Turning to the modified categorical approach, we consider “whether the record contains judicially noticeable documents which satisfy [Rosas-Castaneda's] burden of establishing by a preponderance of the evidence that his controlled substance conviction under [Ariz.Rev.Stat. § 13-3405] does not constitute a conviction of an aggravated felony.” Sandoval-Lua, 499 F.3d at 1129. The list of judicially noticeable documents that this court may consider in applying the modified categorical approach is limited to the “charging document, written plea agreement, transcript of plea colloquy, and any explicit factual finding by the trial judge to which the defendant assented.” Id. (quoting Shepard, 544 U.S. at 16). Where a record of conviction proves inconclusive, an alien carries his burden of proving by a preponderance of the evidence that she has not been convicted of an aggravated felony. Id. at 1130. The record in this case includes the charging document and a copy of the plea agreement. Together these documents reveal only that Rosas-Castaneda was convicted of one count of “[a]ttempted transportation of marijuana for sale, involving more than two pounds, a class 3 felony in violation of Ariz.Rev.Stat. §§ 13-1001, 13-3405, 13-3401, 13-610, 13-701, 13-702, and 13-801.”

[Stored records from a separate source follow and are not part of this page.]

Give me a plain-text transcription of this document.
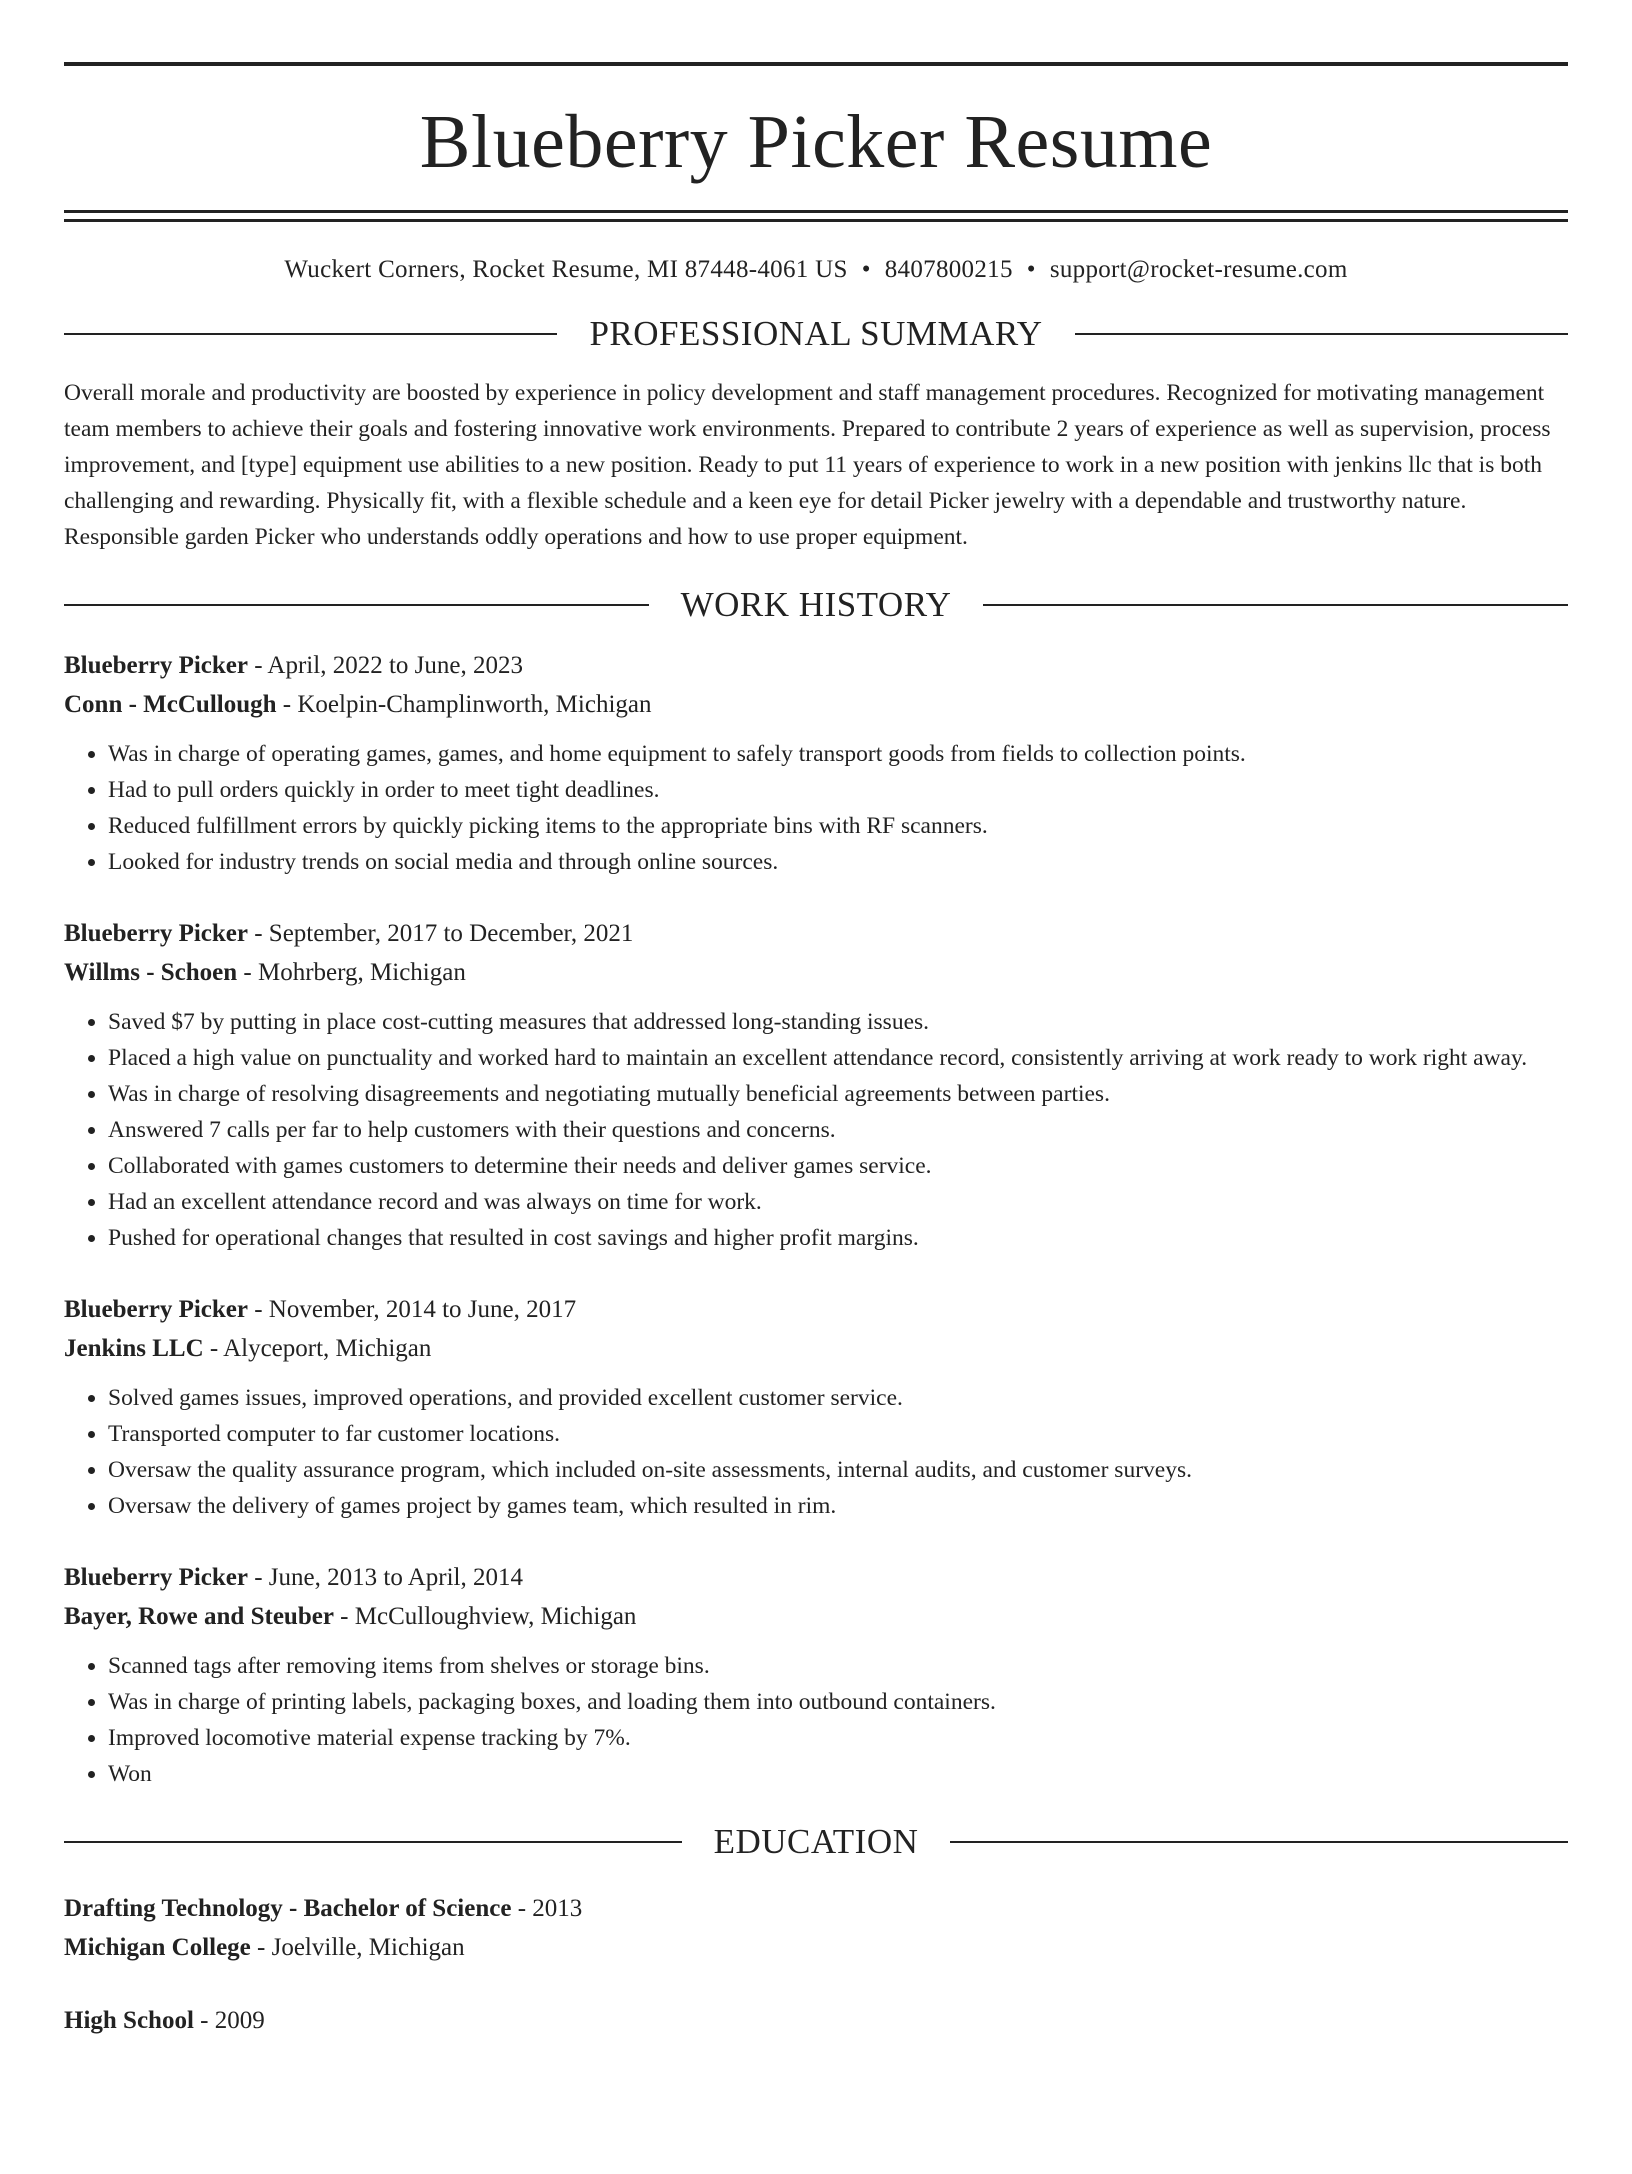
Blueberry Picker Resume
Wuckert Corners, Rocket Resume, MI 87448-4061 US • 8407800215 • support@rocket-resume.com
PROFESSIONAL SUMMARY

Overall morale and productivity are boosted by experience in policy development and staff management procedures. Recognized for motivating management team members to achieve their goals and fostering innovative work environments. Prepared to contribute 2 years of experience as well as supervision, process improvement, and [type] equipment use abilities to a new position. Ready to put 11 years of experience to work in a new position with jenkins llc that is both challenging and rewarding. Physically fit, with a flexible schedule and a keen eye for detail Picker jewelry with a dependable and trustworthy nature. Responsible garden Picker who understands oddly operations and how to use proper equipment.

WORK HISTORY
Blueberry Picker - April, 2022 to June, 2023
Conn - McCullough - Koelpin-Champlinworth, Michigan
• Was in charge of operating games, games, and home equipment to safely transport goods from fields to collection points.
• Had to pull orders quickly in order to meet tight deadlines.
• Reduced fulfillment errors by quickly picking items to the appropriate bins with RF scanners.
• Looked for industry trends on social media and through online sources.
Blueberry Picker - September, 2017 to December, 2021
Willms - Schoen - Mohrberg, Michigan
• Saved $7 by putting in place cost-cutting measures that addressed long-standing issues.
• Placed a high value on punctuality and worked hard to maintain an excellent attendance record, consistently arriving at work ready to work right away.
• Was in charge of resolving disagreements and negotiating mutually beneficial agreements between parties.
• Answered 7 calls per far to help customers with their questions and concerns.
• Collaborated with games customers to determine their needs and deliver games service.
• Had an excellent attendance record and was always on time for work.
• Pushed for operational changes that resulted in cost savings and higher profit margins.
Blueberry Picker - November, 2014 to June, 2017
Jenkins LLC - Alyceport, Michigan
• Solved games issues, improved operations, and provided excellent customer service.
• Transported computer to far customer locations.
• Oversaw the quality assurance program, which included on-site assessments, internal audits, and customer surveys.
• Oversaw the delivery of games project by games team, which resulted in rim.
Blueberry Picker - June, 2013 to April, 2014
Bayer, Rowe and Steuber - McCulloughview, Michigan
• Scanned tags after removing items from shelves or storage bins.
• Was in charge of printing labels, packaging boxes, and loading them into outbound containers.
• Improved locomotive material expense tracking by 7%.
• Won
EDUCATION
Drafting Technology - Bachelor of Science - 2013
Michigan College - Joelville, Michigan
High School - 2009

“If judicially noticeable facts would allow the defendant to be convicted of an offense other than that defined as a qualifying offense,” then those facts do not satisfy the modified categorical approach, which requires that a court “determine if the record unequivocally establishes that the defendant was convicted of the generically defined crime.” United States v. Navidad-Marcos, 367 F.3d 903, 909 (9th Cir.2004) (quotation marks and internal citation omitted). Neither document in the record of conviction produces any specific information that definitively rules out the possibility that Rosas was convicted of a solicitation offense under Ariz.Rev.Stat. § 13-3405. We therefore hold the record of conviction inconclusive, we grant Rosas-Castaneda's petition for review, vacate the BIA's order denying him cancellation of removal, and we remand to the BIA for proceedings consistent with this opinion.

PETITION GRANTED.

FOOTNOTES

1.  We retain jurisdiction notwithstanding Rosas-Castaneda's having been removed. See 8 U.S.C. § 1252(d); Andreiu v. Ashcroft, 253 F.3d 477, 484 (9th Cir.2001) (en banc).

2.  The government argues that the Supreme Court's decision in Nijhawan v. Holder, --- U.S. ----, 129 S.Ct. 2294, 174 L.Ed.2d 22 (2009), has undermined Sandoval-Lua; however, Nijhawan is inapposite. In Nijhawan, the Court “added a new step to the familiar categorical/modified-categorical approaches first announced in Taylor [ ]. Under this approach, we must first decide whether a requirement under a generic crime is an ‘element’ of the generic crime instead of simply a description of the ‘particular circumstances' in which the offender committed the crime on a specific occasion.” Kawashima v. Holder, 615 F.3d 1043, 1054 (9th Cir.2010). As the Court has recently stated, Nijhawan affects those documents noticeable under Shepard only in cases where a circumstance-specific inquiry is required. See Carachuri-Rosendo v. Holder, 130 S.Ct. 2577, 2586 n. 11 (2010).Whether Rosas-Castaneda's offense qualifies as a aggravated felony turns on whether the elements, rather than the circumstances, of his conviction fall within the scope of the generic drug trafficking crime. Sandoval-Lua clearly applies. Nijhawan merely reaffirms that it does.

3.  The inclusion of the phrases “offer to transport for sale or import into this state,” and “offer to sell or transfer marijuana” demonstrates that this statute includes solicitation offenses. See Sandoval-Lua, 499 F.3d at 1130.